The standstill comes despite renewed congressional interest in the issue ahead of Dec. 1 deadline for Trump to either begin the process of moving the embassy or delay any action for another six months.
While Trump vowed multiple times on the campaign trail to move the U.S. embassy to Jerusalem—a key priority for the pro-Israel community—as one of his first acts in office, the president decided to formally delay the process as his administration pursues efforts to restart the Israel-Palestinian peace process.
Supporters of Israel in Congress appear to have become increasingly frustrated with the Trump administration's decision to delay the move. The House Oversight Committee's National Security Subcommittee held a hearing on the matter Wednesday in what insiders said is a bid to show the Trump administration that further delay will not be tolerated by many in Congress.
Trump administration officials told the Free Beacon the "President has always made it very clear that it is a matter of when, not if" he choses to move the embassy. However, there is "no news to share at this time" on where the process stands and whether the move will be delayed even further.
A panel of former U.S. and Israeli officials who testified before House lawmakers described this response as lacking and urged the Trump administration to follow through on its promise to relocate the embassy.
"‘Not now,' too often means, ‘not ever,'" former United Nations Ambassador John Bolton told lawmakers at the hearing. "We should reject that council and move the American embassy to Israel’s capital city."
Bolton dismissed arguments that the move would harm U.S. efforts to foster peace negotiations between Israel and the Palestinians, telling lawmakers the United States must assert its full support for Israel's sovereignty over Jerusalem, which the Palestinians also claim as the capital of their future state.
"Would not adversely effect negotiations over Jerusalem’s final status or the broader Middle East peace process," Bolton said. "Nor would it impair our diplomatic relations among predominately Arab or Muslims nations. In fact, by its honest recognition of reality, shifting the embassy would have an overall positive impact for U.S. diplomatic efforts."
Many of the arguments against moving the embassy are meant to undermine Israel's legitimacy and "deny to Israel the acknowledgement that it is a legitimate state with a legitimate capital."
Bolton, as well as the other witnesses, noted that the United States maintains embassies in several contested capital cities across the globe and has only singled out Israel for special treatment.
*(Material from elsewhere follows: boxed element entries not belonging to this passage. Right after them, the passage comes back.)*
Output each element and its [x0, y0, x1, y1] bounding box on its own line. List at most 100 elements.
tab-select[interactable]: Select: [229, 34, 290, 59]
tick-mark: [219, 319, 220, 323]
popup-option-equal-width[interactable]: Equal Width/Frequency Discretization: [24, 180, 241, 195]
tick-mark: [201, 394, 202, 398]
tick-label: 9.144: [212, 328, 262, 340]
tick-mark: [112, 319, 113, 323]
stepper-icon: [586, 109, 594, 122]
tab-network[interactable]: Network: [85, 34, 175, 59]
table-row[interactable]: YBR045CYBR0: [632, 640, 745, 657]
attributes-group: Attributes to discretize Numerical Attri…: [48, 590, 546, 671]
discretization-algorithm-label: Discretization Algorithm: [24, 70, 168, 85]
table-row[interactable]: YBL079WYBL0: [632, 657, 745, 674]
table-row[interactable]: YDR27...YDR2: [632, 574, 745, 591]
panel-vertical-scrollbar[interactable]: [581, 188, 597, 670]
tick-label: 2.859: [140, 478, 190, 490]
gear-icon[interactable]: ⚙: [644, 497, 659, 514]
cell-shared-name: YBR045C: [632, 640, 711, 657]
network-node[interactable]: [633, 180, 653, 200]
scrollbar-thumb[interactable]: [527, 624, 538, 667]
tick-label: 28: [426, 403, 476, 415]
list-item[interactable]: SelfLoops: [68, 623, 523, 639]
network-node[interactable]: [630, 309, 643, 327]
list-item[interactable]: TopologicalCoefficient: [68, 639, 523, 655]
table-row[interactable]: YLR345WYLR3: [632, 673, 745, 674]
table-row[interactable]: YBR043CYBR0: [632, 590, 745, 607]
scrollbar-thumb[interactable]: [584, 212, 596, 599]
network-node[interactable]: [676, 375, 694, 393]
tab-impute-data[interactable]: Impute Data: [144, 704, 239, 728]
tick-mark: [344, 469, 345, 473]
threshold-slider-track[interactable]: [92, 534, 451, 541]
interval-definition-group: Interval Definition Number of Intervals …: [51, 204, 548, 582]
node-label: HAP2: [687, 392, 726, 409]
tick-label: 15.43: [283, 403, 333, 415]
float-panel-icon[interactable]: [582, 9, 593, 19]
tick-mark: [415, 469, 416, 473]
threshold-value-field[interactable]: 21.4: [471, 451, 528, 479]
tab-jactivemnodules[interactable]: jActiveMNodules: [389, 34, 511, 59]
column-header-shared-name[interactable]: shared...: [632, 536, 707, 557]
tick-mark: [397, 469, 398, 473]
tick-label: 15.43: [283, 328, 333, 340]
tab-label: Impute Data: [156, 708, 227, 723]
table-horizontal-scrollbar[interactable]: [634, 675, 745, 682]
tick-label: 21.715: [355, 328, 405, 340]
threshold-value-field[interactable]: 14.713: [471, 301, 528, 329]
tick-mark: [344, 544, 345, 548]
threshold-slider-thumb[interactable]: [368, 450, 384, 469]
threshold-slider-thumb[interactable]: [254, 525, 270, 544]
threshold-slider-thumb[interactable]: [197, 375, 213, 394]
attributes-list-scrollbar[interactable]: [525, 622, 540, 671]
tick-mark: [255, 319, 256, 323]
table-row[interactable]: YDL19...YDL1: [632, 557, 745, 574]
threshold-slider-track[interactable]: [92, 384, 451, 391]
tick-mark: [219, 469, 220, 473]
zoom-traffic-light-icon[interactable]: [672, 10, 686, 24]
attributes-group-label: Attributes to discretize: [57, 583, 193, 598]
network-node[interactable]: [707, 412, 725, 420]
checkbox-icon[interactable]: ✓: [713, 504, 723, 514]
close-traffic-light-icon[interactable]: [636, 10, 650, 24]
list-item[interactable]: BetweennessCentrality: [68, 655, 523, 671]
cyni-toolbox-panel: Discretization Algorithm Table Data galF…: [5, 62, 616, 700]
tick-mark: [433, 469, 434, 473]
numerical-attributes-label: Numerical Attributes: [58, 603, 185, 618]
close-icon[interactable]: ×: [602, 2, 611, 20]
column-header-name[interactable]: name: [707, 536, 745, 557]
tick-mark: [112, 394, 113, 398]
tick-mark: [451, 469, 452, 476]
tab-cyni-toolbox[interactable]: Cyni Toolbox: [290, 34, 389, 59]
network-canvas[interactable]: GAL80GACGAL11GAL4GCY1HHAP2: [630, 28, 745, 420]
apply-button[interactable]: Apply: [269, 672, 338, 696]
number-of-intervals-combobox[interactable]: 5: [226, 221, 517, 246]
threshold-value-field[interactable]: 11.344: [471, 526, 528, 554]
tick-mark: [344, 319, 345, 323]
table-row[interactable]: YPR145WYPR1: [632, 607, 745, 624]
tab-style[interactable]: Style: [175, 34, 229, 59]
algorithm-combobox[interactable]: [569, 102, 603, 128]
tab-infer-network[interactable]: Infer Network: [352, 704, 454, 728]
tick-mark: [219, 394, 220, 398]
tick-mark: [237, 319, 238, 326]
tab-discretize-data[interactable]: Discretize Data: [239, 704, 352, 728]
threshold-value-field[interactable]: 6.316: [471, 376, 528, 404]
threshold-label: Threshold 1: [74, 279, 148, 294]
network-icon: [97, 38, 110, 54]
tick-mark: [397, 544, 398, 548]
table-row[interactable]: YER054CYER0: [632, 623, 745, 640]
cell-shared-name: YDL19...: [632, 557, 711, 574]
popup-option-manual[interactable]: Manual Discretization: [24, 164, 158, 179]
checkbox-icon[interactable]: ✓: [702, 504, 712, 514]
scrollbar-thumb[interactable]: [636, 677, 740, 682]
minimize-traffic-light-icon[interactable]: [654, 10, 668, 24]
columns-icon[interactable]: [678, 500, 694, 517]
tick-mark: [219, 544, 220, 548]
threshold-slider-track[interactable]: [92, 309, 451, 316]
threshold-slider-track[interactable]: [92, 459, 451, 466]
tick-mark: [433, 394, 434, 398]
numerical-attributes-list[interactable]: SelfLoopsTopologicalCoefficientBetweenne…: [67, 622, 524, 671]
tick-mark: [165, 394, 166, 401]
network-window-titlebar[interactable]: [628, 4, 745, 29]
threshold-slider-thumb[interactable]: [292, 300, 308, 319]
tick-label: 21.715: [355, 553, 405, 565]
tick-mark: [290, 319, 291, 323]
"If the peace process is such a delicate snowflake that moving our embassy would destroy it, you have to ask what its viability is to begin with," Bolton said.
Rep. Ron DeSantis (R., Fla.), chair of the House Oversight Committee's national security subcommittee and organizer of the hearing, said U.S.-Israel relations are being harmed by government's refusal to uphold a 1995 law mandating that the U.S. embassy in Israel be moved from Tel Aviv.
"Jerusalem has been the capital of the Jewish people for thousands of years and is the beating heart of the modern Israel," DeSantis said. "Why should we reject the chosen capital city of a close ally."
"Leaders in the Middle East respect a strong horse, and acting with decisiveness to defend American interests and to stand by a close ally is far more preferable to defaulting on a key promise like past leaders have done," DeSantis said.
The Trump administration could take "incremental steps" toward moving the U.S. embassy and recognizing Jerusalem as Israel’s capital. This includes permitted U.S. citizens born in the holy city to list "Jerusalem, Israel" as their birthplace.
U.S. law currently bars the State Department from listing "Jerusalem, Israel" on passports.
Morton Klein, president of the Zionist Organization of America, argued the United States is caving to terrorist demands by refusing to relocate the embassy.
"Delaying implementation sends the message that Islamist threats and terrorism work," Klein said. "But moving the embassy will strengthen American security," and send a message that the United States "will not, dare not, be intimidated by appeasing radical Islamic threats."
Ambassador Dore Gold, who has served several high-level positions in the Israeli government over the years, noted that Israel has done more than any past regime to ensure religious freedom in Jerusalem and protect the city’s holy sites.
"Jerusalem before was a mess," Gold said. Israel has to protect Jerusalem for "all peoples and all faiths."
"Only a free and democratic Israel will protect the holy sites of all the great faiths in Jerusalem," he said.